Republicans framed the fight as a test of seriousness, saying their party was the only one willing to make the difficult choices necessary to tame the deficit. President Barack Obama’s polices are “not working,” said Rep. Paul D. Ryan of Wisconsin, the Budget Committee chairman.
“We need to change these policies. We need to grow the economy,” he said. “We’re leading.”
Democrats said Republicans had become captives to a pledge never to raise taxes, foisting on Congress a draconian plan that “asks more from those who have less and less from those who have more,” as Rep. Steny H. Hoyer of Maryland, the No. 2 House Democrat, put it.

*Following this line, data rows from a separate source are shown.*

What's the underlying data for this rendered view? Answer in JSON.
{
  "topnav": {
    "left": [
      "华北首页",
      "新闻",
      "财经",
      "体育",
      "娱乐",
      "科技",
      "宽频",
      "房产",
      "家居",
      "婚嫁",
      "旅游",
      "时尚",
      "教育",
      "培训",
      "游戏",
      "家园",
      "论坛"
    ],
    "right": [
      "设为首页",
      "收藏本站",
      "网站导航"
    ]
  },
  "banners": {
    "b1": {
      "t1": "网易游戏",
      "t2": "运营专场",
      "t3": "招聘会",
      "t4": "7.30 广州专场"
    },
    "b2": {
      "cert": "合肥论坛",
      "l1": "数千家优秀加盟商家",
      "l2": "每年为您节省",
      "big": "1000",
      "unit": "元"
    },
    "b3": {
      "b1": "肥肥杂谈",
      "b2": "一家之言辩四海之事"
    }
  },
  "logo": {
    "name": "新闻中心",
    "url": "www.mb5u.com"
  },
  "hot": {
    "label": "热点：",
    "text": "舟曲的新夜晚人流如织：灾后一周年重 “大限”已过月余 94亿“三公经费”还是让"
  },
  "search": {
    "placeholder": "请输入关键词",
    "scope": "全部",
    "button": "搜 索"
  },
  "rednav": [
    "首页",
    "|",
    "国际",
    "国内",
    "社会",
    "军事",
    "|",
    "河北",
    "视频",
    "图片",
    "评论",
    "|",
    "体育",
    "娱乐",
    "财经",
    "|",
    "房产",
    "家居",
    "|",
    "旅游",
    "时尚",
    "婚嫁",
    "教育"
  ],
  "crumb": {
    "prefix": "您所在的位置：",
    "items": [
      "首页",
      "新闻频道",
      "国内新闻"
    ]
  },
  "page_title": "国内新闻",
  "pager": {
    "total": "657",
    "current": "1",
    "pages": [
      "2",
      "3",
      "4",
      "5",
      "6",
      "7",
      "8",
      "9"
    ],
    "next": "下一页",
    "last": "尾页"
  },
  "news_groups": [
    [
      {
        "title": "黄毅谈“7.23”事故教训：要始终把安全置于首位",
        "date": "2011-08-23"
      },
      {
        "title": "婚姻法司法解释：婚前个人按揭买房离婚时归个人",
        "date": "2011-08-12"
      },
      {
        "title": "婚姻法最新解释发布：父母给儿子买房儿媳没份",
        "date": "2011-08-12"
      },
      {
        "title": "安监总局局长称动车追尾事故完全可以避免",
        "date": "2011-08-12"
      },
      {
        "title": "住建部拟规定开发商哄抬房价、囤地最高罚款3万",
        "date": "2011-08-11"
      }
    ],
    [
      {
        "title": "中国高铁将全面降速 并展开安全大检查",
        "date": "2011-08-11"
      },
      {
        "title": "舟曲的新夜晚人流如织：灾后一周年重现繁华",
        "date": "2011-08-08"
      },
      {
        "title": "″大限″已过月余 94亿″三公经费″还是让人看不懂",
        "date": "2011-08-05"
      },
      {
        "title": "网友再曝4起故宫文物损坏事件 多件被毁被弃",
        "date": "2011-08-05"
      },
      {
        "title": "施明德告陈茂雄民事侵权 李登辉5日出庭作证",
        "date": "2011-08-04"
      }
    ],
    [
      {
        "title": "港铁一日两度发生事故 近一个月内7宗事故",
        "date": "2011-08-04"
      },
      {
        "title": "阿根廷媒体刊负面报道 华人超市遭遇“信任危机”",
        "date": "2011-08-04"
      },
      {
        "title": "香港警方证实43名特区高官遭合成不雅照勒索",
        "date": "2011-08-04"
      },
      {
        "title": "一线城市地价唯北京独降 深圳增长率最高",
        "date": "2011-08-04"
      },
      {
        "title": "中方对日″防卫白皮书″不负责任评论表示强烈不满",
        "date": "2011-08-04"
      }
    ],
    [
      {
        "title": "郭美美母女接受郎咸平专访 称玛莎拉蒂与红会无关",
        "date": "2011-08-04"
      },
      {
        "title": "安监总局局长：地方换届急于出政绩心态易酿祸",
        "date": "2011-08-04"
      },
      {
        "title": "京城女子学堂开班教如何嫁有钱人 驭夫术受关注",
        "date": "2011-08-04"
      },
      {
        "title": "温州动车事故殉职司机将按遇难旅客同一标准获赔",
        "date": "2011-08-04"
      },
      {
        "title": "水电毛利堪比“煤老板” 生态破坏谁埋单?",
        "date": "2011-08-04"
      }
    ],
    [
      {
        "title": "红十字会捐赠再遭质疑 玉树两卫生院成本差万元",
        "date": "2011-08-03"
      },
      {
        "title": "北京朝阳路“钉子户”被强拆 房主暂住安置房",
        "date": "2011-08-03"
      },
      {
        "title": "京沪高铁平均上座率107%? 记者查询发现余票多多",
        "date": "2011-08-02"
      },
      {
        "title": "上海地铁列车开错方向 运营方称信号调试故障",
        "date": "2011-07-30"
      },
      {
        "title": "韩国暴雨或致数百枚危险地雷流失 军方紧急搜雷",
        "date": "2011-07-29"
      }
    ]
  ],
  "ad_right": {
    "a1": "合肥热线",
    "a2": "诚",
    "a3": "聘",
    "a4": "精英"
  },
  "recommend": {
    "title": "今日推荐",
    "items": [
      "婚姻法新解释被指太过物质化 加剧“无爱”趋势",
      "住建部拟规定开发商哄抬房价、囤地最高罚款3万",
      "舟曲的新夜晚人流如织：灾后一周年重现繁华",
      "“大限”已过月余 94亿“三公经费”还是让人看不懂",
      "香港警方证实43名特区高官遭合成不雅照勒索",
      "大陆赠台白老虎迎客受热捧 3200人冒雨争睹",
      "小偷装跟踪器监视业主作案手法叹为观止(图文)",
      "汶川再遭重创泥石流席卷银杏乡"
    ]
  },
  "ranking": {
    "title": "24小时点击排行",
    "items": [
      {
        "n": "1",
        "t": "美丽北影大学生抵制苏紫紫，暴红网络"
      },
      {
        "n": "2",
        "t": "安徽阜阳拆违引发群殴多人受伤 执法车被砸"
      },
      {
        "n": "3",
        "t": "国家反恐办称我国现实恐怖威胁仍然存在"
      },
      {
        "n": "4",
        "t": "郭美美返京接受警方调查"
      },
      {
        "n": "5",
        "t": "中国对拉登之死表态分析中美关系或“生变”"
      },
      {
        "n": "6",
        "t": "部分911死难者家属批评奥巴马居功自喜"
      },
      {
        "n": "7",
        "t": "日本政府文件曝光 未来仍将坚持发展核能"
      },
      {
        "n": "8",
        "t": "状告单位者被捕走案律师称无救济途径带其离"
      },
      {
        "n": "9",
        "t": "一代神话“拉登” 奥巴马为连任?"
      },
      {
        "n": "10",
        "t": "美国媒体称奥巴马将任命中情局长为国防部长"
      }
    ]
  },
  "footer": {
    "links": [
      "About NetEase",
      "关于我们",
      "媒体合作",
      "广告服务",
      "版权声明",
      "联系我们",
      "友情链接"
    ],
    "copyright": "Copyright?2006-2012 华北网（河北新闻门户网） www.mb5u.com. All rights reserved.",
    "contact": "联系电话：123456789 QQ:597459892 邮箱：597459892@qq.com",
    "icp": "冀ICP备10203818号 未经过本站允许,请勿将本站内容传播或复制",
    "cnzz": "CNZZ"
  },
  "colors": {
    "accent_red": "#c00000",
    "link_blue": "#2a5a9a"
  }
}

Rep. Chris Van Hollen of Maryland, the budget committee’s ranking Democrat, said: “If you say from the beginning you’re not going to ask people making a million dollars a year to help do a little more to reduce our common deficit, if you say you’re not going to ask companies that have these tax loopholes that actually incentivize them to ship jobs overseas to pay a little bit more, what do you do? Your budget has to whack everyone else.”
The bill’s political sensitivity came through in the 218-199 vote. Democrats were united in their opposition. Sixteen Republicans sided with the Democrats, and one Republican voted present.
The legislation laid bare a small portion of the details needed to fill in the broad strokes of the House Republican budget that passed in March. That budget instructed six committees to find at least $261 billion in savings from domestic programs and policies to defuse $55 billion in automatic Pentagon cuts scheduled to hit Jan. 1 under last year’s agreement to raise the federal debt limit.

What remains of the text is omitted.